Barnet's library service could be reduced to a fraction of its current size if the council go ahead with new proposals.
The London authority, home to Friern Barnet library which was occupied by protestors when it was slated for closure, is trying to cut £2.85m from its library budgets in the next six years.
It has now released a series of potential options for the future of the service, with one proposal relocating a number of the council's 16 libraries and significantly reducing their size, while focusing services on four key libraries. This favoured option would also see library staff hours cut by half, with users able to access the library using a PIN system, which the council compares to Scandinavian "open libraries".
Other options would see some buildings closed and rented out for other use, while a third would involve handing over the running of some libraries to community groups.
The council is already planning two new libraries in the borough which will continue as planned.
Councillor Reuben Thompstone, chairman of the children education libraries safeguarding committee, said: “My own preference is option one which keeps the widest possible network but it will be up to the committee to decide after public consultation… Across London the model for providing library services is changing. Barnet currently has fewer volunteers than other comparable boroughs and I would like to see us improve in this area.”
Councillors will consider the proposals before they go to a public consultation.
Meanwhile in Lincolnshire, the council is expected to make a new decision on its own library service in February next year.

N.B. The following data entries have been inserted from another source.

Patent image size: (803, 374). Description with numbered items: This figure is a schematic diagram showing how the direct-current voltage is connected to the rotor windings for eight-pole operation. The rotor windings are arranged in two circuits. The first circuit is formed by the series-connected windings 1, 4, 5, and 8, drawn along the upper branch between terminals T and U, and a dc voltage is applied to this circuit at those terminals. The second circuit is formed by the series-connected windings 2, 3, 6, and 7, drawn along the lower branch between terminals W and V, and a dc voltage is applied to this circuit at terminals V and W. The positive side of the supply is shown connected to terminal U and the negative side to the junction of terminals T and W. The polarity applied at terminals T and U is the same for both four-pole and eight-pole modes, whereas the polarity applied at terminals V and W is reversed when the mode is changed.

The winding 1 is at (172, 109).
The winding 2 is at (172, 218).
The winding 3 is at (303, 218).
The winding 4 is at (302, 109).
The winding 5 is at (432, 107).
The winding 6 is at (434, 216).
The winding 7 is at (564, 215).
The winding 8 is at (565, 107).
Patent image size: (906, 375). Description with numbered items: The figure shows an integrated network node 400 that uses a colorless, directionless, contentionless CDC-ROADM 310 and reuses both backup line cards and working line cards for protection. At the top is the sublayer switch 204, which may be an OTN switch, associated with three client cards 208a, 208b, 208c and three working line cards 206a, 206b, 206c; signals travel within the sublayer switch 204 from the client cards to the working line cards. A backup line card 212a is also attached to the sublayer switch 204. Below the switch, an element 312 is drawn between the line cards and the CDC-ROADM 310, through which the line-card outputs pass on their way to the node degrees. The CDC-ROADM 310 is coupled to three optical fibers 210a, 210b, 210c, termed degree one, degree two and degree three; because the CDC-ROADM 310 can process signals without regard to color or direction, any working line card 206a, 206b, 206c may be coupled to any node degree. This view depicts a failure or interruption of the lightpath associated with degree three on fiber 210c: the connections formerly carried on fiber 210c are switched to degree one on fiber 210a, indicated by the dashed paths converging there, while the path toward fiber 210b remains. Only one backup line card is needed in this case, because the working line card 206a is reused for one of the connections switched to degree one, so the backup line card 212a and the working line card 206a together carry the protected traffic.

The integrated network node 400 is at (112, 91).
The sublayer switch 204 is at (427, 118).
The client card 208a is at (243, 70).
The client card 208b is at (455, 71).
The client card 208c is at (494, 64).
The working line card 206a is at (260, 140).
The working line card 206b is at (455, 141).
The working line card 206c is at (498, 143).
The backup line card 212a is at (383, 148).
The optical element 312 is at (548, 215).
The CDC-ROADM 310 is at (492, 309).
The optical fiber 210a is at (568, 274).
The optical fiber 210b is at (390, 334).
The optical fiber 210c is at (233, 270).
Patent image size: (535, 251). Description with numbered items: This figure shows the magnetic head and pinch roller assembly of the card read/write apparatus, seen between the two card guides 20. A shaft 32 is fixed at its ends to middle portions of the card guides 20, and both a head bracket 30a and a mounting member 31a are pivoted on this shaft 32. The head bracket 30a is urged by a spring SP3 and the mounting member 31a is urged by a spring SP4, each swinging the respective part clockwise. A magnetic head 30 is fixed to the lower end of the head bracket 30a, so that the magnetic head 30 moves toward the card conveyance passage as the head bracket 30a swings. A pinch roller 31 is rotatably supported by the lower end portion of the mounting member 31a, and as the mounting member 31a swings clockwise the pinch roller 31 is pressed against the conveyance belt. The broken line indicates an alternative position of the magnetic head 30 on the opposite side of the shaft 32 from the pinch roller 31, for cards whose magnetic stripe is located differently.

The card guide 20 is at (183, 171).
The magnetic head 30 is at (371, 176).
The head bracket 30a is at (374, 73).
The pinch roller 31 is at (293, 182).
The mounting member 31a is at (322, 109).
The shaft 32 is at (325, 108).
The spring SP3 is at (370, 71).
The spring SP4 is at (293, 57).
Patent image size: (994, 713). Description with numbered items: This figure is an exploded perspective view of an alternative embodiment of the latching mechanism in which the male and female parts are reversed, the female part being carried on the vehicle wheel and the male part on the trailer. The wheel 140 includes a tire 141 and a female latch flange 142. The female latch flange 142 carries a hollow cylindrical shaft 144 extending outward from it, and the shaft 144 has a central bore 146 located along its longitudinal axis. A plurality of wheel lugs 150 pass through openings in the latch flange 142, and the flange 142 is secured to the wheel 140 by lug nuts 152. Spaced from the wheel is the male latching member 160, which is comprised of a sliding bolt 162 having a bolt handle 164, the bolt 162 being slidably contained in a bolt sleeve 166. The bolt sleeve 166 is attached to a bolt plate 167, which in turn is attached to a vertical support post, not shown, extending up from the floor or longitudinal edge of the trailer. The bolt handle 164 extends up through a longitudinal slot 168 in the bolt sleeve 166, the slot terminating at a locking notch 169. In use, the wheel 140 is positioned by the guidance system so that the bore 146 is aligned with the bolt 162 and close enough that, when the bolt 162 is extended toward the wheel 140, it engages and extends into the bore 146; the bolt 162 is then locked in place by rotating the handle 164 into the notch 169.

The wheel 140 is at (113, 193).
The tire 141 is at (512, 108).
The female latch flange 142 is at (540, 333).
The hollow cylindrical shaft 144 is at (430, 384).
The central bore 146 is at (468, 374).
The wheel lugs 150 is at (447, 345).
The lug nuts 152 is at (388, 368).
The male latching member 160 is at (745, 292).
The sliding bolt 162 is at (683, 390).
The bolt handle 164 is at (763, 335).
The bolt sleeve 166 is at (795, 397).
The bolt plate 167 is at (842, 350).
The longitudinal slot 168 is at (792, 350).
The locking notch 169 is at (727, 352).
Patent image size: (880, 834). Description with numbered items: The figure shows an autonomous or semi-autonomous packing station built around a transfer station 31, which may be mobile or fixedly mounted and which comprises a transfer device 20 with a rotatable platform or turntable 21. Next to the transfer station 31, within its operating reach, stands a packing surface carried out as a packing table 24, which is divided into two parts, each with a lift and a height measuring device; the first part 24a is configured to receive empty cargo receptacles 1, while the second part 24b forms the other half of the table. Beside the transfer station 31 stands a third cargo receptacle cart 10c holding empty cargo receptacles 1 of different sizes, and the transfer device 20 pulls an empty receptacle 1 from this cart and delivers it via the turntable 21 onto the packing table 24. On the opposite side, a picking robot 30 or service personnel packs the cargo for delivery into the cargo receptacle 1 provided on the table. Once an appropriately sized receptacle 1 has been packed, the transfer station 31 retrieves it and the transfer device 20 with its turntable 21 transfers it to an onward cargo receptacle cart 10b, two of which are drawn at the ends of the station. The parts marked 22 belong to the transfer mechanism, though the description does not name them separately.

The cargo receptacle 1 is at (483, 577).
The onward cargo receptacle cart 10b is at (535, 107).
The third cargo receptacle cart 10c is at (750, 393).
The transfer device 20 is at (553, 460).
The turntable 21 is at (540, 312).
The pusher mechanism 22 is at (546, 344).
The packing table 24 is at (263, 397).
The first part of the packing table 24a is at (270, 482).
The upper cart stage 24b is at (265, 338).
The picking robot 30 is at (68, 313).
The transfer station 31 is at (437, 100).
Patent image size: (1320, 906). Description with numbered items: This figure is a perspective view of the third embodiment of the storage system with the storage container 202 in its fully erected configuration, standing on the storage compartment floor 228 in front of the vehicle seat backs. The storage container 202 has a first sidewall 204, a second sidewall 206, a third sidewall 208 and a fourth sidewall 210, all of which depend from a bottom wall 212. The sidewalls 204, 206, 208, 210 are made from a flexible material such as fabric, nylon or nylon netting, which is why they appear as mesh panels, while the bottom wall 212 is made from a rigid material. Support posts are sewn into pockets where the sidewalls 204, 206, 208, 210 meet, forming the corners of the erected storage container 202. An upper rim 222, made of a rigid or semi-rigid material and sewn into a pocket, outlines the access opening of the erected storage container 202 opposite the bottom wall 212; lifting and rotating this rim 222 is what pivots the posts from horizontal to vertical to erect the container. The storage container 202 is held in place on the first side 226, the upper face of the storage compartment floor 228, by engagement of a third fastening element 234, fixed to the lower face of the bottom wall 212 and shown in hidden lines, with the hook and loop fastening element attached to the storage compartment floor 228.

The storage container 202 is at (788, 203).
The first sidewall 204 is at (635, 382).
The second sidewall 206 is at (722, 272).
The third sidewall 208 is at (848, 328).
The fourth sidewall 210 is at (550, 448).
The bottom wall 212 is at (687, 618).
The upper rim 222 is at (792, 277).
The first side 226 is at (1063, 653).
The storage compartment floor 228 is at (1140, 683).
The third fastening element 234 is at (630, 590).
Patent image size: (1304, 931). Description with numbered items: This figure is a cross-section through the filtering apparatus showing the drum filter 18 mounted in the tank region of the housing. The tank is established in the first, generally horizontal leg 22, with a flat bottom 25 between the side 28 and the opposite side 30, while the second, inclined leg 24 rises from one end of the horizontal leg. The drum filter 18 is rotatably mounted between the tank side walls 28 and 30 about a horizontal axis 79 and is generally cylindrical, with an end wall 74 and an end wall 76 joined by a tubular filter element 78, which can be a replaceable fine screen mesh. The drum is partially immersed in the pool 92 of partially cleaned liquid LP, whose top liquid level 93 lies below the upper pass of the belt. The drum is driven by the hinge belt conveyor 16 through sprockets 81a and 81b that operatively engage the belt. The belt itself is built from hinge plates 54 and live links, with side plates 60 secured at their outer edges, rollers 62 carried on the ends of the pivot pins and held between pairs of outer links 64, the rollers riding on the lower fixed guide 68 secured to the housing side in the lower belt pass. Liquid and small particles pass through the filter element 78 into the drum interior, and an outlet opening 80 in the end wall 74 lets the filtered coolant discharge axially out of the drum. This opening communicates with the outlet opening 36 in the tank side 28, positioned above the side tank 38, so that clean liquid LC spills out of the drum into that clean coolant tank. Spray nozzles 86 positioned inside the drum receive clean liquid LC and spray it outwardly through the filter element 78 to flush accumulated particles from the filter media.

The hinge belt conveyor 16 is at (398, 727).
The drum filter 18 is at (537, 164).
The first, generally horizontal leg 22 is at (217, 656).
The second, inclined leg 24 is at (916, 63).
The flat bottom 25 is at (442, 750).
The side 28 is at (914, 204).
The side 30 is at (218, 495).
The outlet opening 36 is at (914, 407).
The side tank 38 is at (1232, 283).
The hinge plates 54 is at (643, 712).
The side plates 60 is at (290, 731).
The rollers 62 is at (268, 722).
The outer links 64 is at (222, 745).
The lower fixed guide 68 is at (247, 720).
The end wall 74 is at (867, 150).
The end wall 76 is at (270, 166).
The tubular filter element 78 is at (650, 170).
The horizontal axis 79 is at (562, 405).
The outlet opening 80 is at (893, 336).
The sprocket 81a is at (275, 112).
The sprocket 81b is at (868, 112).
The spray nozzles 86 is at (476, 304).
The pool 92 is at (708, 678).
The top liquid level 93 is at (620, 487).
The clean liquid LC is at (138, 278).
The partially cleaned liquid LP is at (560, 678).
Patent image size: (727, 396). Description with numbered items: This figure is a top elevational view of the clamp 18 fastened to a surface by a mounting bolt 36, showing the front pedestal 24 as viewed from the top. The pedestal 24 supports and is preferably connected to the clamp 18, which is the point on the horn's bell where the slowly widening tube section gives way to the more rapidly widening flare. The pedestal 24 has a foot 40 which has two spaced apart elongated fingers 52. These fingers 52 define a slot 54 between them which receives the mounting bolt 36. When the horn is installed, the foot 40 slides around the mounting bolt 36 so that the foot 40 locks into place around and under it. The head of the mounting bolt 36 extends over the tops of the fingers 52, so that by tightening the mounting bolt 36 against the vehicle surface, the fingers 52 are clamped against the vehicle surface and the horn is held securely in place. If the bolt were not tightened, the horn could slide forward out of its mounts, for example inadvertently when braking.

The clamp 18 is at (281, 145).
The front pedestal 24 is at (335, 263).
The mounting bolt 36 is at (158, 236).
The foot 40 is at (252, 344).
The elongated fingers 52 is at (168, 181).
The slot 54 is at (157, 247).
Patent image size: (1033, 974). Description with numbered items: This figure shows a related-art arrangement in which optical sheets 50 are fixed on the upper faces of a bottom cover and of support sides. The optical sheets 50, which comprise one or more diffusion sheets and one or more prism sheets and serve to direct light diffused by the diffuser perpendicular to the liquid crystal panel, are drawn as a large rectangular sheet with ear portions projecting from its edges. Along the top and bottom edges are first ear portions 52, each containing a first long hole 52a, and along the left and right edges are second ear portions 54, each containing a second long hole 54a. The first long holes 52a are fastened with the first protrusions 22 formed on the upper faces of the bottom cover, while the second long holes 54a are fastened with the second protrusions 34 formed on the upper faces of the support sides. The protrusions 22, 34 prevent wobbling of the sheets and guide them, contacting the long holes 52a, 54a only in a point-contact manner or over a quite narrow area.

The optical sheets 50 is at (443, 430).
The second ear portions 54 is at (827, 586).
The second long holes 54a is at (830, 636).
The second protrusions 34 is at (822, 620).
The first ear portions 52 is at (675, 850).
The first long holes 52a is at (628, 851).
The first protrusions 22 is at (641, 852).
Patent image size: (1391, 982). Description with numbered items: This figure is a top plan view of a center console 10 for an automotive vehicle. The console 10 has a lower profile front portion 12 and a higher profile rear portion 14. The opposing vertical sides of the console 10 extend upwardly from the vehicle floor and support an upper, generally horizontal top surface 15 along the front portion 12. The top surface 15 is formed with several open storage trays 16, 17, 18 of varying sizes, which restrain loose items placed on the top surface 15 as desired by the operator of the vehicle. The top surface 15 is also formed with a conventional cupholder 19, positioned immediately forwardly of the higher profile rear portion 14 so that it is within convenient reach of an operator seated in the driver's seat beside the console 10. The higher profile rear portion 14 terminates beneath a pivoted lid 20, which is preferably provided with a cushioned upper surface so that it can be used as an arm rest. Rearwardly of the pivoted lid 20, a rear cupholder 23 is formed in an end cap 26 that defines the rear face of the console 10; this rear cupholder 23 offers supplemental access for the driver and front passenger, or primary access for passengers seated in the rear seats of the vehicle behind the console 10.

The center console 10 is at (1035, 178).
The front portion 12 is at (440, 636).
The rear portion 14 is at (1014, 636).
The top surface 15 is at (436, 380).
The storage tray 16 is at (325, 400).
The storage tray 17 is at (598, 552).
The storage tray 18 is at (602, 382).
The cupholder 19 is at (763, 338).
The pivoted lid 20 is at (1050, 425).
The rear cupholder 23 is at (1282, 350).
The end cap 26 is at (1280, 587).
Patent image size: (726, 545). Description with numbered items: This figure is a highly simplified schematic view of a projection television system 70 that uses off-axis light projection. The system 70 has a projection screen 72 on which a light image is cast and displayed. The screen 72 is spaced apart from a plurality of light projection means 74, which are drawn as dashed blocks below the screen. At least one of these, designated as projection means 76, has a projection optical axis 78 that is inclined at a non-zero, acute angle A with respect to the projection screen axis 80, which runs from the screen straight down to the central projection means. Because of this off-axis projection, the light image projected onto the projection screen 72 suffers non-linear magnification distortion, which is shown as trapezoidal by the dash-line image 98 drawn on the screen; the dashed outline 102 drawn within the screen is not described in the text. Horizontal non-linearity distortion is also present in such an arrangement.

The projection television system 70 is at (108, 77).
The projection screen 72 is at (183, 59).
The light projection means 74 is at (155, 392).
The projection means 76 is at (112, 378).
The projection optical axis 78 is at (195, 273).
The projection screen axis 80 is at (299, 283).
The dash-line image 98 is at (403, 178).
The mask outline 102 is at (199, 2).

The council had planned huge cuts across the county, however, campaigners forced a judicial review on the decision, which saw the council's plans overturned.
Members of the public have a week left to contact the council with suggestions for altering the service before it considers its options.
In Wales, Powys County Council has taken the decision to slash opening hours at its libraries, including the library in historic book town Hay-on-Wye, in an attempt to save £350,000 in the next financial year.